Publicado 09/01/2026 12:06

A UNRWA solicita 1 bilhão de euros para ajudar 2,4 milhões de pessoas em Gaza e na Cisjordânia

Archivo - Arquivo - Imagem de arquivo de vários edifícios destruídos pelos bombardeios de Israel na Faixa de Gaza.
COMITÉ DE EMERGENCIA ESPAÑOL - Arquivo

Alerta sobre a “crise humanitária sem precedentes”, que foi “agravada” pelas chuvas torrenciais MADRID 9 jan. (EUROPA PRESS) -

A Agência das Nações Unidas para os Refugiados da Palestina no Oriente Próximo (UNRWA) fez um apelo para arrecadar US$ 1,26 bilhão (cerca de € 1 bilhão) para financiar seus programas e prestar assistência a cerca de 2,4 milhões de palestinos em Gaza e na Cisjordânia.

O anúncio surge num contexto especialmente complexo, após meses de restrições impostas pelo governo israelita ao trabalho das organizações humanitárias. Além disso, Israel aprovou uma legislação que visa “obstaculizar as operações da UNRWA em zonas que considera parte do seu território soberano”, tal como denunciado pela agência, que alerta que também revogou as licenças de atividade de 37 ONG que operam na Faixa.

Em um comunicado, a UNRWA reafirmou seu compromisso de “manter a assistência humanitária essencial graças a uma equipe de cerca de 17.000 trabalhadores e trabalhadoras destacados em todos os Territórios Palestinos Ocupados” e lamenta que “não exista nenhuma outra organização com capacidade para realizar seu trabalho no terreno”.

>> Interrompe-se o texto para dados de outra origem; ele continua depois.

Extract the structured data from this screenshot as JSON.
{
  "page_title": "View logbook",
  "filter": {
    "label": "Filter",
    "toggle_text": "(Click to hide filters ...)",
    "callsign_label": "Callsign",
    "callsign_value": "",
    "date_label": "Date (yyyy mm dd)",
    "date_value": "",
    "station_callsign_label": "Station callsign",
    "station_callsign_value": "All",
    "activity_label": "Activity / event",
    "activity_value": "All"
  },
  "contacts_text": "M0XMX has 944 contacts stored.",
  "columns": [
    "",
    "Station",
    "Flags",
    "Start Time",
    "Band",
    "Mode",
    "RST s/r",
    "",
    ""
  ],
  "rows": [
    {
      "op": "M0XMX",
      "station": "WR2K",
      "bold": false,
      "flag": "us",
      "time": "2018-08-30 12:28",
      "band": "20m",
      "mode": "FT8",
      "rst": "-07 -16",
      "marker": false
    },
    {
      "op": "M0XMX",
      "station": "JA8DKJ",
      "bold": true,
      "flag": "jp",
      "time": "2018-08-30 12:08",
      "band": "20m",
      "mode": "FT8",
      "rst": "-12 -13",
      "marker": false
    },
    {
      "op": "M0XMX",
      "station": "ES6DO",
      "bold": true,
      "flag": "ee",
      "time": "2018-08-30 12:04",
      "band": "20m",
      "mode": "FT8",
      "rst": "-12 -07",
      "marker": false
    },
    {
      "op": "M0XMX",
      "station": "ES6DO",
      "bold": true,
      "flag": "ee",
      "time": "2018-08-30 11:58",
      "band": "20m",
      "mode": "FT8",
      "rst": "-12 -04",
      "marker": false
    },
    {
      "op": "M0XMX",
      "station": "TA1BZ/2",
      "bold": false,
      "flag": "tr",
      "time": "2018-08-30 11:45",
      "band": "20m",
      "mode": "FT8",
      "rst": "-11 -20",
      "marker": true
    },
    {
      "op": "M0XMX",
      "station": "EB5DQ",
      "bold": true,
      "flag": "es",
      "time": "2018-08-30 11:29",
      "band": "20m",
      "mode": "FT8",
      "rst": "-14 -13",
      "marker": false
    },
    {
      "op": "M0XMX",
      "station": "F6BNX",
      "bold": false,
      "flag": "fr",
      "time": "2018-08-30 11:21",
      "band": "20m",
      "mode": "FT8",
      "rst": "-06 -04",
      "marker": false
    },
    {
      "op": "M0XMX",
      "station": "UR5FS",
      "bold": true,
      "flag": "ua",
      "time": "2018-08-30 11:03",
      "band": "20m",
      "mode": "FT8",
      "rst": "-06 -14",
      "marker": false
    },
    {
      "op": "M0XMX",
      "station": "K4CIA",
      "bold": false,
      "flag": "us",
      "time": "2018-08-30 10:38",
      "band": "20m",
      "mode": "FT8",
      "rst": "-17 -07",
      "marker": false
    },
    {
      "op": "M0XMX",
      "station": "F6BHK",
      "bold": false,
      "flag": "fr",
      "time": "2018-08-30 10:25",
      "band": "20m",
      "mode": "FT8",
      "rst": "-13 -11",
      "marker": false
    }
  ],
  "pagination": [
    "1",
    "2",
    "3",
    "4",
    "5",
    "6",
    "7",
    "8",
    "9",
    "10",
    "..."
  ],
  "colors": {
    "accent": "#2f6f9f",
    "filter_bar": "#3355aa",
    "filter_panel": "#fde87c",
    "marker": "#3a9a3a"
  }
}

Assim, sublinhou que, três meses após o frágil cessar-fogo alcançado em outubro, os 2,1 milhões de habitantes de Gaza “continuam mergulhados numa crise humanitária sem precedentes, que se agravou após as recentes chuvas torrenciais que deixaram cenas desoladoras de abrigos improvisados submersos em lama e água”.

“Enquanto isso”, afirmou, “a insegurança alimentar afeta quase toda a população”, com um sistema de saúde que se encontra “sobrecarregado”. “Cerca de 35% de todos os hospitais e centros de atendimento primário funcionam parcialmente, com consequências catastróficas para a população”, diz o texto, que destaca o caso do hospital Al Shifa, onde os pacientes “lutam para sobreviver a cada dia diante da escassez de equipamentos médicos e medicamentos”.

QUASE 2 MILHÕES DE DESLOCADOS A UNRWA indicou que cerca de 1,9 milhões de pessoas continuam deslocadas e sem acesso ao material de refúgio necessário. “Os sistemas de água e saneamento estão à beira do colapso, com fontes contaminadas e transbordamentos de águas residuais que agravam a deterioração do sistema de saúde pública”, apontou.

Na Cisjordânia, a situação “se deteriorou drasticamente”, segundo denunciou, com uma “escalada de violência, demolições e políticas israelenses que, segundo a Corte Internacional de Justiça, equivalem a uma anexação ilegal”. “Isso provocou o deslocamento de 40.000 palestinos que residiam em campos de refugiados”, especificou.

“Como resultado, cerca de 32.400 pessoas vivem atualmente em condições extremas de superlotação, falta de alojamento adequado e vulnerabilidade socioeconômica, com 28,6% de desemprego, escassez de medicamentos e restrições no acesso à educação e à assistência médica”, apontou.

Assim, explicou que dará prioridade às necessidades de refúgio das pessoas deslocadas, combinando assistência imediata e apoio sustentado “a médio prazo”. Além disso, procura garantir “serviços de saúde essenciais” para 1,6 milhão de pessoas, com especial atenção às crianças e mulheres grávidas que sofrem de desnutrição.